How I learned Haskell in just 15 years
by Evan Silberman, Duckrabbit Solutions
Haskell is a programming language invented sometime in the 20th century by Scottish logicians as a prank.¹ Fifteen years or so ago, for reasons I can no longer remotely recall, I started learning Haskell. Now, I have finally written a useful program in Haskell, and I am pretty sure I can do it again, if I ever need another computer program.
I don’t know how I learned of functional programming in general, or Haskell in particular. I was following why the lucky stiff’s projects by 2006, and reading Leah Neukirchen’s pioneering tumblelog Anarchaia, and either of these sources may have exposed me to the world beyond OOP. Leah posted a link to Pandoc on Anarchaia in December 2006, which could’ve been when I first learned about my favorite piece of software and the language it is written in.
By my first year of college, in 2007–08, I had certainly heard of both functional programming and Haskell, because I decided I should learn how to use them. I contrived to do an independent study in functional programming with the help of my next-door dorm neighbor, who was a Common Lisp fan and Emacs user with four LCD monitors. My textbook was Programming in Haskell, by Graham Hutton, which I assume was recommended somewhere on Haskell’s web page. I don’t recall if I got any credit for the independent study, but I probably installed GHC successfully. God knows how I managed that. I could’ve been using Fink, or MacPorts! I bet I learned about map and foldr. I probably heard the M word. I didn’t really learn any Haskell.
Later that same year, Real World Haskell by Bryan O’Sullivan, Don Stewart, and John Goerzen came out. It had “real world” in the name! I got a copy at some point, and even read some of it. I would’ve been using the same computer, so if I was in fact trying to write any code, I probably didn’t have to install GHC again. I was not (and am not) all that good about sitting down with any kind of technical tutorial and following along doing the exercises from beginning to end. And it turns out that flipping through a book without doing anything with it isn’t too useful. Thus I didn’t really learn any Haskell.

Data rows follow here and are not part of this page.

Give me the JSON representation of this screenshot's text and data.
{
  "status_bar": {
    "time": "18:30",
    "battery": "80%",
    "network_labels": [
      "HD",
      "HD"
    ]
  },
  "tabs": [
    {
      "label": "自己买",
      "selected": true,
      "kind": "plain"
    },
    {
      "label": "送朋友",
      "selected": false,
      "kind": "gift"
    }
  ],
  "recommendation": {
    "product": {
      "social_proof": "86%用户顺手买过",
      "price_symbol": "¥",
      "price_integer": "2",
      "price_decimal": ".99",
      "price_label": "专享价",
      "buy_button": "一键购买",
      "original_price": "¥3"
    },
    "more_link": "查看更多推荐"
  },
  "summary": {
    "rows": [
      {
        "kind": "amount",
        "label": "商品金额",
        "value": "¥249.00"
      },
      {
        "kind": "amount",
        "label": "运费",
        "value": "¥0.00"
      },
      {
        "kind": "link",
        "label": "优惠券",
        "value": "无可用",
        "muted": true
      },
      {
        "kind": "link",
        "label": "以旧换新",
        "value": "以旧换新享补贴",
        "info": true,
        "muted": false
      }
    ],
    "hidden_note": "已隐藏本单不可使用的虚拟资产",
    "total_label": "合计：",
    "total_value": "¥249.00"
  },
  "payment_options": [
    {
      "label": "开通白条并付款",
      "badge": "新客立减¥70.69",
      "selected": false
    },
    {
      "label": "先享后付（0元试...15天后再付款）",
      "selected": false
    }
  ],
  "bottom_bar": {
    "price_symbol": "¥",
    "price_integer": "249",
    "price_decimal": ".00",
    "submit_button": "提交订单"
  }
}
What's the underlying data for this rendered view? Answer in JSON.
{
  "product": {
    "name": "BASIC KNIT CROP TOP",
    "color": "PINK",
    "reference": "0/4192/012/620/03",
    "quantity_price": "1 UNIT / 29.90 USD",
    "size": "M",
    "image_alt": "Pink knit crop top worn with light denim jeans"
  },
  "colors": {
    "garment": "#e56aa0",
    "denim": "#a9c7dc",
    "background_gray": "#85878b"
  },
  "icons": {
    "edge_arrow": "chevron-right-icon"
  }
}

In 2009, I got a netbook. Remember netbooks? Some of you weren’t even born! I got an Asus Eee of some model number or other and put Arch Linux on it. Probably because of my helpless fascination with Haskell, I chose Xmonad as my tiling window manager. Your Xmonad configuration is “just” a Haskell program, and you effectively recompile Xmonad with it to reconfigure your window manager. Isn’t that neat? So I finally had an environment to write some Haskell where I had a goal in mind. I don’t think I learned much about programming in Haskell from customizing Xmonad. The example config was extensive, and I believe I customized more by subtraction than addition, cutting my config down to one full-screen and one split layout. Set up some keybinds. Put something in a status bar. That kind of thing. At some point I stopped fiddling with it, and kept using the laptop. Success!
For some time after college, outside of perhaps a couple casual stabs that didn’t go anywhere, I didn’t attempt to make use of Haskell. I did, however, frequently use software written in Haskell. Possibly just because it was written in Haskell, even. Certainly that was the reason I tried out hledger instead of ledger when I tried out plain-text accounting for the first time around 2011-12. (It turned out to be too depressing to track my personal finances while I was unemployed.) It may have been a contributing factor in my decision to try Darcs as my first distributed version control system during college, instead of the still-emergent Git. (I haven’t used Darcs enough in recent years to tell you that I still think it’s better, but it might be!) This kept Haskell on my mind throughout jobs where I was using Ruby, Perl, Python, JavaScript, and lots and lots of SQL.
I finally made significant progress towards learning Haskell by learning Elm. Elm bears a deliberate resemblance to Haskell, and its compiler is built in Haskell, but where Haskell materials can overwhelm the casual reader with generalized abstract nonsense, Elm’s embrace of constraint helped it present a friendlier face. In 2016 Elm 0.17 came out and consolidated its focus on The Elm Architecture and interactive browser applications. This was a big moment for Elm’s mindshare, and it filtered into my consciousness at the right time.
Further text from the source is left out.